Fall is the best time of year for readers, if you ask me, and this season's upcoming books are even more spectacular than usual.
Here are 10 fall books I can't wait to read (an idea swiped from my colleague Rene Rodriguez, who did the same thing with movies yesterday). Lorrie Moore's A Gate at the Stairs would've made the list, but I already read (and loved) it.
1. The Lacuna, Barbara Kingsolver: I know nothing about Kingsolver's first novel in nine years, and I hope to keep it that way until I crack it open. While I'm all for her foray into living off the land and sustainable food and all that, I'm thrilled she's made her way back to fiction. She'll be at the Miami Book Fair International come November.

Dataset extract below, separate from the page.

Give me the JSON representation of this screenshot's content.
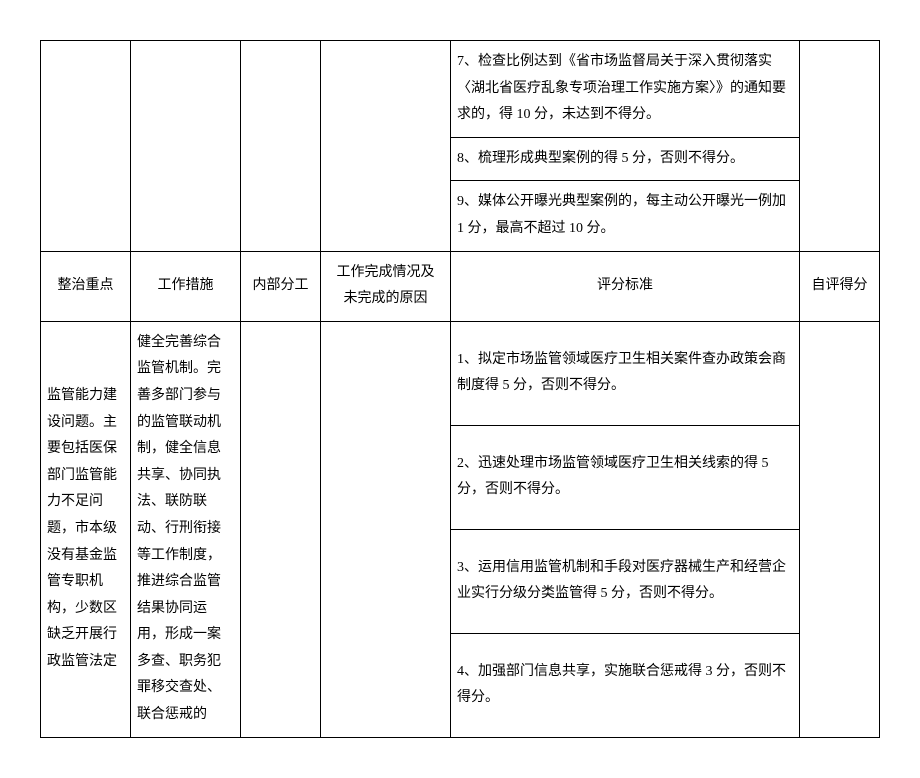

2. The Children's Book, A.S. Byatt: The size of this novel about two families in the British intelligensia is imposing - almost 700 pages! - but with Possession still ranking in my top 10 favorite novels ever list, the anticipation outweighs the dread.
3. Juliet, Naked, Nick Hornby: Love and sex and relationships in modern-day Britain from the author of About a Boy and High Fidelity.
4. Bright-sided: How the Relentless Promotion of Positive Thinking Has Undermined America, Barbara Ehrenreich: The premise - that all this feel-good-about-yourself nonsense is making us into a nation of nitwits - appeals to my cynical nature.
5. 9 Dragons, Michael Connelly: Harry Bosch. In Hong Kong. Need I say more?
6. How to Leave Hialeah, Jennine Capo Crucet: A debut story collection by a writer who
was born in our oh-so-mockable city. The title alone is enough to suck me in; Herald reviewer Ariel
Gonzalez raves in next Sunday's Herald.
7. Nocturnes: Five Stories of Music and Nightfall, Kazuo Ishiguro: I will read anything by the author (who connects novellas through music here) of The Remains of the Day and Never Let Me Go. Anything.
8. Too Much Happiness, Alice Munro: More short stories from the master of the genre.
9. Under the Dome, Stephen King: Movie critic Rene Rodriguez likes it so far, and I trust him implicitly when it comes to King. I keep hoping for another Black House (the last book I loved by King), so this story about a Maine town that comes under a force field may fit the bill.
10. Changing My Mind, Zadie Smith: How I wish this were a novel, a follow-up the wonderful
On Beauty. Alas, It's a collection of essays. But it's Zadie. So I'll read it.